Publicado 10/08/2025 20:42

Israel mata o proeminente jornalista Anas Al Sharif e quatro outros repórteres em um ataque em Gaza

Ataque a tenda de mídia deixa pelo menos sete pessoas mortas

O Exército reitera as alegações do Hamas contra al-Sharif, que os especialistas da ONU denunciaram como uma "campanha de difamação".

Ataque a tenda de mídia deixa pelo menos sete pessoas mortas

O Exército reitera as alegações do Hamas contra al-Sharif, que os especialistas da ONU denunciaram como uma "campanha de difamação".

MADRID, 11 ago. (EUROPA PRESS) -

O jornalista palestino Anas al-Sharif, um dos mais proeminentes repórteres que cobrem a guerra de Gaza, e outros quatro jornalistas da emissora pan-árabe Al-Jazeera foram mortos em um ataque israelense a uma tenda de mídia na Cidade de Gaza, que até agora deixou pelo menos duas outras pessoas mortas.

O exército israelense, citando fontes médicas, confirmou em sua conta no X-rated que al-Sharif foi morto em um ataque ao enclave palestino e reiterou uma acusação anterior de que ele era membro do braço armado do Movimento de Resistência Islâmica (Hamas), o que foi negado pela mídia.

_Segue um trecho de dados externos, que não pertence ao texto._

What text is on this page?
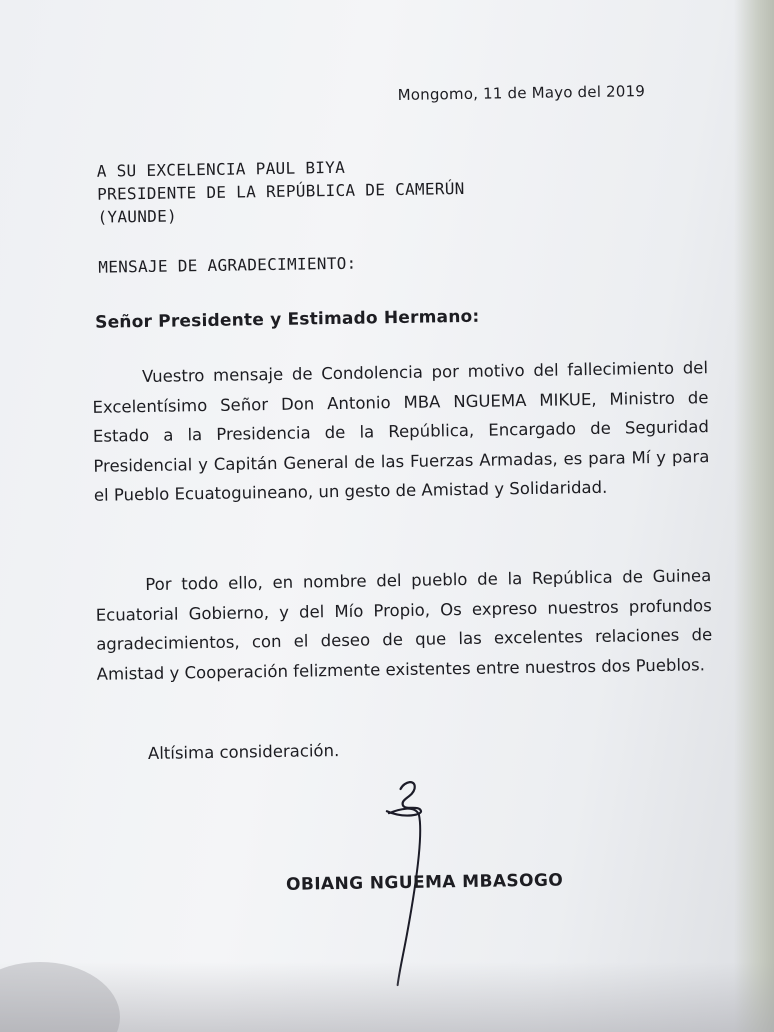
Mongomo, 11 de Mayo del 2019
A SU EXCELENCIA PAUL BIYA
PRESIDENTE DE LA REPÚBLICA DE CAMERÚN
(YAUNDE)
MENSAJE DE AGRADECIMIENTO:
Señor Presidente y Estimado Hermano:
Vuestro mensaje de Condolencia por motivo del fallecimiento del Excelentísimo Señor Don Antonio MBA NGUEMA MIKUE, Ministro de Estado a la Presidencia de la República, Encargado de Seguridad Presidencial y Capitán General de las Fuerzas Armadas, es para Mí y para el Pueblo Ecuatoguineano, un gesto de Amistad y Solidaridad.
Por todo ello, en nombre del pueblo de la República de Guinea Ecuatorial Gobierno, y del Mío Propio, Os expreso nuestros profundos agradecimientos, con el deseo de que las excelentes relaciones de Amistad y Cooperación felizmente existentes entre nuestros dos Pueblos.
Altísima consideración.
OBIANG NGUEMA MBASOGO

Al Sharif, 28 anos, da cidade de Jabalia, Mohamed Qreiqeh, em Gaza, e os operadores de câmera Ibrahim Zaher, Mohammed Noufal e Moamen Aliwa foram mortos, juntamente com outras duas pessoas, por um projétil que atingiu uma tenda para jornalistas do lado de fora do hospital Al Shifa, disse o diretor do centro médico ao canal pan-árabe.

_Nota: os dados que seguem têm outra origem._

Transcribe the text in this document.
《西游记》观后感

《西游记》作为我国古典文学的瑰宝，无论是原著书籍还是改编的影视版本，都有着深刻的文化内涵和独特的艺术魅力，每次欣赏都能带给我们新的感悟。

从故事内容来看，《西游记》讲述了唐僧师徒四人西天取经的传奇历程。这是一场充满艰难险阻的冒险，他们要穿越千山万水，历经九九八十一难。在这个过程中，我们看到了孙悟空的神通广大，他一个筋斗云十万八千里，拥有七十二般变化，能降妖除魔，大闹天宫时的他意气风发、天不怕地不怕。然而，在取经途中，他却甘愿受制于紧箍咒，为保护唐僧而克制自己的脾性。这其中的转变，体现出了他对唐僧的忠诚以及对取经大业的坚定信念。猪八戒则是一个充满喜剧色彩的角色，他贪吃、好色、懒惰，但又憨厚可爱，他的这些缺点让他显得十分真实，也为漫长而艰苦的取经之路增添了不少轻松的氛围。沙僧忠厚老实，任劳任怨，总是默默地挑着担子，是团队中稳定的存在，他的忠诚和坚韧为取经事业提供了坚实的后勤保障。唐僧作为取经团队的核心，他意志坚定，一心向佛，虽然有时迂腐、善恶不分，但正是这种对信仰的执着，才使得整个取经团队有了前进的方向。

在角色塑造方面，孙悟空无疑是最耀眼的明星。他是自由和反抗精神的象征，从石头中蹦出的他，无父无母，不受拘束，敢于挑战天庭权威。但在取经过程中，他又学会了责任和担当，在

No total, dez funcionários da Al Jazeera foram mortos pelo exército israelense desde o início de sua ofensiva contra a Faixa de Gaza, em outubro de 2023. De acordo com os números das autoridades de Gaza controladas pelo Hamas, 237 profissionais da mídia foram mortos em ataques israelenses desde então, no que eles denunciaram como ações "premeditadas, deliberadas e intencionais".

O exército israelense alegou no mês passado, por meio de seu porta-voz, Avichai Adraee, que al-Sharif era membro da ala militar do Hamas, as Brigadas Ezzeldin al-Qassam, uma acusação rejeitada pela mídia e pelo próprio jornalista, que disse ter sido vítima de uma "campanha de ameaças por causa de (seu) trabalho como jornalista".

"Reafirmo: eu, Anas Al Sharif, sou um jornalista sem filiação política. Minha única missão é relatar a verdade do local, como ela é, sem preconceitos", disse ele em sua conta na rede social X, denunciando que "em um momento em que uma fome mortal está devastando Gaza, dizer a verdade se tornou, aos olhos da ocupação, uma ameaça".

No domingo, o exército israelense, depois de confirmar a morte do repórter, insistiu que "ele estava se passando por um jornalista da Al Jazeera" quando, na realidade, "era o chefe de uma célula terrorista do Hamas e dirigia ataques avançados com foguetes contra civis e tropas israelenses".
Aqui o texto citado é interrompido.